Upfront costs of acquiring cylinders or installing infrastructure are another typical concern for contractors. However, retailers can offer solutions to help cover costs, including writing the price of spare cylinders or refueling infrastructure into a fuel contract to be amortized over a longer period of time. Additionally, federal tax credits can recoup up to $30,000 or 30 percent of the total cost of installing on-site infrastructure and refueling dispensers. Landscapers interested in learning more about state and federal incentives can consult the Alternative Fuels Data Center (www.afdc.energy.gov/laws) and the IRS (www.irs.gov).
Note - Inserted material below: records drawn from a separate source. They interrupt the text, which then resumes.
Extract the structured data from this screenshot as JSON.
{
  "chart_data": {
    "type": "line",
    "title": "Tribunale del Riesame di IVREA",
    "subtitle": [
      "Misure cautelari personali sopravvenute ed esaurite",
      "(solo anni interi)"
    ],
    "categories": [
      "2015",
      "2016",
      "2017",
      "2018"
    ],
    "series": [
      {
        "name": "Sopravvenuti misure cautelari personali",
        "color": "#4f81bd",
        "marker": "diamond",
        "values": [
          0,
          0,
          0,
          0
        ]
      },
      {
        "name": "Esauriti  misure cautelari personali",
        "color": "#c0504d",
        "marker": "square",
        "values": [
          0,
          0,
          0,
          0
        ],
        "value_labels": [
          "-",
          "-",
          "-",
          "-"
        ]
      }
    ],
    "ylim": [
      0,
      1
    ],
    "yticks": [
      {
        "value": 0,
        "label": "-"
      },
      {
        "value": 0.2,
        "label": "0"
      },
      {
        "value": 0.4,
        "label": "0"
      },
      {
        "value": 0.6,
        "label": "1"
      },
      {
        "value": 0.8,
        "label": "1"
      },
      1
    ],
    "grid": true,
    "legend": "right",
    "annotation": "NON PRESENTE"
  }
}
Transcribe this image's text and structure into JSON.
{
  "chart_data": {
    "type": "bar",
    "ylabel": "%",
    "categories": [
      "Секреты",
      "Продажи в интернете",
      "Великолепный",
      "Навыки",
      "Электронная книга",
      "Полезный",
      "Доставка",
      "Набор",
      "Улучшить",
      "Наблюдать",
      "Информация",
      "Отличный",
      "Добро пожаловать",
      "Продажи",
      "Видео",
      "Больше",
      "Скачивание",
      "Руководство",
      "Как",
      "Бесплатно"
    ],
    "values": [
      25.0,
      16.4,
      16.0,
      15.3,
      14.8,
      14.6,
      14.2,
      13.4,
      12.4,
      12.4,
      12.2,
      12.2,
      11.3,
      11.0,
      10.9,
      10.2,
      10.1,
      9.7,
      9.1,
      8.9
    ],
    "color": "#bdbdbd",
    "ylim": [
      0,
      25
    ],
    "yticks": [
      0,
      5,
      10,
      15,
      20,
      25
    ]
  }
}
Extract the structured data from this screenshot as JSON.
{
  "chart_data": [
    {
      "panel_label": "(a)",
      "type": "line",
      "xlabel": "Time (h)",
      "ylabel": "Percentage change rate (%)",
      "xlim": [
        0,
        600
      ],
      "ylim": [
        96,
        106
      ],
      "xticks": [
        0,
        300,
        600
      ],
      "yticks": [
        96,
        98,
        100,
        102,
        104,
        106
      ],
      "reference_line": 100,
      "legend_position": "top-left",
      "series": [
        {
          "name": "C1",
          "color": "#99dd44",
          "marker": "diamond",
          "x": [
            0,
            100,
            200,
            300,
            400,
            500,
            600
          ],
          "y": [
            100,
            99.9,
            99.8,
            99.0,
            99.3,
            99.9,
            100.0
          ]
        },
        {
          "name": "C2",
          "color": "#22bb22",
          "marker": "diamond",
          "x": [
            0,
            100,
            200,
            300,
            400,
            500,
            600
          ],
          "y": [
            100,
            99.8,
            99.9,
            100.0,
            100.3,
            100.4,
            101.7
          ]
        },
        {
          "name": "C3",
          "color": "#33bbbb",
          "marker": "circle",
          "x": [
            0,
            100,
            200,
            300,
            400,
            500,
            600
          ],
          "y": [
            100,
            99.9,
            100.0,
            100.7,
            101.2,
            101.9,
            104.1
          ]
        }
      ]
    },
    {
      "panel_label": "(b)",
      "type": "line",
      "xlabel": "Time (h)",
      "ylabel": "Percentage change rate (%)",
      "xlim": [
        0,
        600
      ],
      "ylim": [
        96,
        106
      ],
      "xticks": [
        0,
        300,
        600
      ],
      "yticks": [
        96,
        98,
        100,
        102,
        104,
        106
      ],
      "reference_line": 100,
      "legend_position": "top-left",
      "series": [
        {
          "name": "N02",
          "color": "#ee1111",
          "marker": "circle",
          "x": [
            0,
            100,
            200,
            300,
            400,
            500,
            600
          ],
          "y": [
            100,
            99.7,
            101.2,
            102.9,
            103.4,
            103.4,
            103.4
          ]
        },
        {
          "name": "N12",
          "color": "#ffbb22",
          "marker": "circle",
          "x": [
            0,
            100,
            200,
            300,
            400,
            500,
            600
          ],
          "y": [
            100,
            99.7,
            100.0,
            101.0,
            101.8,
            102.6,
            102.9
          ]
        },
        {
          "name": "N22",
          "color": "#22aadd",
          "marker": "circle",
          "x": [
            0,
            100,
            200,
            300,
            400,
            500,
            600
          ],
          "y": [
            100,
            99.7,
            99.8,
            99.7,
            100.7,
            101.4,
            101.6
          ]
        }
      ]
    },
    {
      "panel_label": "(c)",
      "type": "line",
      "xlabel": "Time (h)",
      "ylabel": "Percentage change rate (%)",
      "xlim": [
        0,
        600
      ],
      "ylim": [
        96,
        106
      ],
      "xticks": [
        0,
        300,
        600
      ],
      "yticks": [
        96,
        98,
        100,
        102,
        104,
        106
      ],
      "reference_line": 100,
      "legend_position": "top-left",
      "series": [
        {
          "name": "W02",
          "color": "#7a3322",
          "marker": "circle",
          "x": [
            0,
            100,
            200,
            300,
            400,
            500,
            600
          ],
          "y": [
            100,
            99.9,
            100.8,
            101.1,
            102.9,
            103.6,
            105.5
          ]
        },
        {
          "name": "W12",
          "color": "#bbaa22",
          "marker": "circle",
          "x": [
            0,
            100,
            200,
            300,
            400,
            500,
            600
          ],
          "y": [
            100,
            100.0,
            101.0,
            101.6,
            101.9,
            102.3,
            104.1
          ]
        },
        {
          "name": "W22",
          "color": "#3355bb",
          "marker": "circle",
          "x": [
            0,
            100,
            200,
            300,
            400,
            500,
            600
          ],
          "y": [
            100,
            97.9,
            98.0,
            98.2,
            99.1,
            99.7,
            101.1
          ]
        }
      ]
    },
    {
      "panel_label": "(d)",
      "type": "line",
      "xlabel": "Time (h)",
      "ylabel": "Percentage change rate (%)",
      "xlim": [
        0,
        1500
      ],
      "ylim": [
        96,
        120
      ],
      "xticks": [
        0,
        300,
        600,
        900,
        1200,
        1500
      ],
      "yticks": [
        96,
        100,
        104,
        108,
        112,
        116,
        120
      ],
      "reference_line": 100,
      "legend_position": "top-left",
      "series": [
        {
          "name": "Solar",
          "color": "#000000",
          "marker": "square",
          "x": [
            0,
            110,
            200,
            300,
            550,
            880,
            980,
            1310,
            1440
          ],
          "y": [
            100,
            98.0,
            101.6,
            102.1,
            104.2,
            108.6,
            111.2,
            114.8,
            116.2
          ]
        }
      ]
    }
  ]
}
Contractors should also keep in mind that propane-refueling stations are often the most cost-effective of all fuels. Propane requires minimal site prep and permit requirements and typically costs less over time than conventional fuel infrastructure.


 


Eliminate the risks of ethanol


Ethanol issues in the lawn and landscape industry are nothing new. Ethanol blends can harm fuel system components and performance in engines not designed to operate with the fuel. Hidden costs, such as increased fuel system maintenance and the need for fuel stabilizers, also cut into budgets.


Propane-dedicated small engines, on the other hand, do not require fuel stabilizers for storage, and the fuel doesn’t degrade over time. Because propane is stored in steel or aluminum propane cylinders and propane mowers have closed fuel systems, fuel spills and theft are also eliminated.


Accidentally refueling with ethanol-blended fuel is another rising concern for contractors running gasoline-powered equipment. With propane, there’s no confusion about which type of fuel to use in each piece of equipment. Propane cylinders are marked according to industry specifications. Mower cylinders have both a green-painted collar on the service end, differentiating them from forklift cylinders, as well as left-hand threaded valves, which only allow the cylinders to be used with propane mowers.


 


Transitioning your fleet


After a contractor understands the steps to adopting propane, the only thing left to do is transition to a one-fuel fleet. Many landscape companies have already converted to a one-fuel propane operation. Others have experienced the benefits of running propane mowers, and have decided to incorporate trucks and generators into the mix.


No matter a contractor’s brand preference, propane-autogas-fueled pickups and propane-fueled mowers and generators are available to suit every need. Propane has proven to be a total solution for contractors interested in greening their fleet while reducing expenses, and is a versatile, abundant fuel they can count on to efficiently power their operations for years to come.